Published in the Sexton Blake Library 4th Series, dated July 1957.
Well, had a couple of hours free after work tonight, so thought I'd fill them in with this rather than the usual aimless activity. And well worth it, too.
This was published within the first year of W Howard Baker's tenure in the editor's chair, and barely features Tinker, concentrating on Blake and his secretary Paula Dane. In truth, some slightly clumsy shoehorning of the new Blake offices and staff occurs a few pages in, but that's not unusual for this period, when even those who would become Blake regulars had to dismatle sixty years of tradition and reinvent it.
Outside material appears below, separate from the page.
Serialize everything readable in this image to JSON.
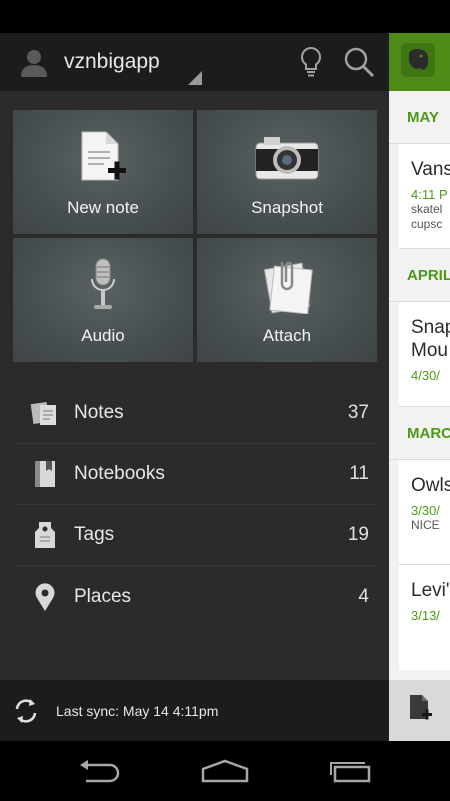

What we have here is a novel that runs 10pp short of the usual length (the remainder being given over to a Peter Saxon editorial true crime piece about Neil Cream), which suggests that Burke wasn't too familiar with word requirements (a lot of non-regulars have their novels augmented by editorial during this period), or else there was editorial cutting. But it doesn't read that way, and of course it isn't pushed out under the Desmond Reid byline.
Set in Denmark, it involves a young man who at first appears to be embroiled in a smuggling plot, which after a gruesome death soon turns into a plot to steal a Danish folk treasure believed lost, but is in fact being held by a fanatical Danish patriot and zealot. Lots of great background detail, some very finely drawn characters and a great psychological subtext. Excellent, brooding atmosphere to the story.
In some ways, it reads like a detective novel where Blake is pushed in, substituting for a PI of Burke's own choosing. Some of thr Blake dialogue and actions jar for a long-time fan, but then again this was a big changeover time for the character, and Burke is not alone here. In truth, only a Blake fan would spot it.
What is apparent, as when you read an SBL title by Jack Trevor Story, is that you are in the hands of a writer a cut above most of the Fleetway boys. Vault regulars will know I love the Press Ed crew, but it has to be said that their forte is pure entertainment, with none of the added depth a master of technique can muster. Like Story, Burke has an extra dimension to his writing. His technique seems simple, yet he can imbue snetences with an extra depth by the right choice of language, and the cleverly placed aside. He can also handle exposition without losing pace by switching to shorter sentences to cover lack of physical action, making the reader unconsciously speed up over these sections.
This reminds me of The Weekend Girls in as much as it has a dark undercurrent running beneath the thriller narrative, and makes me want to check out more of the man's original thrillers.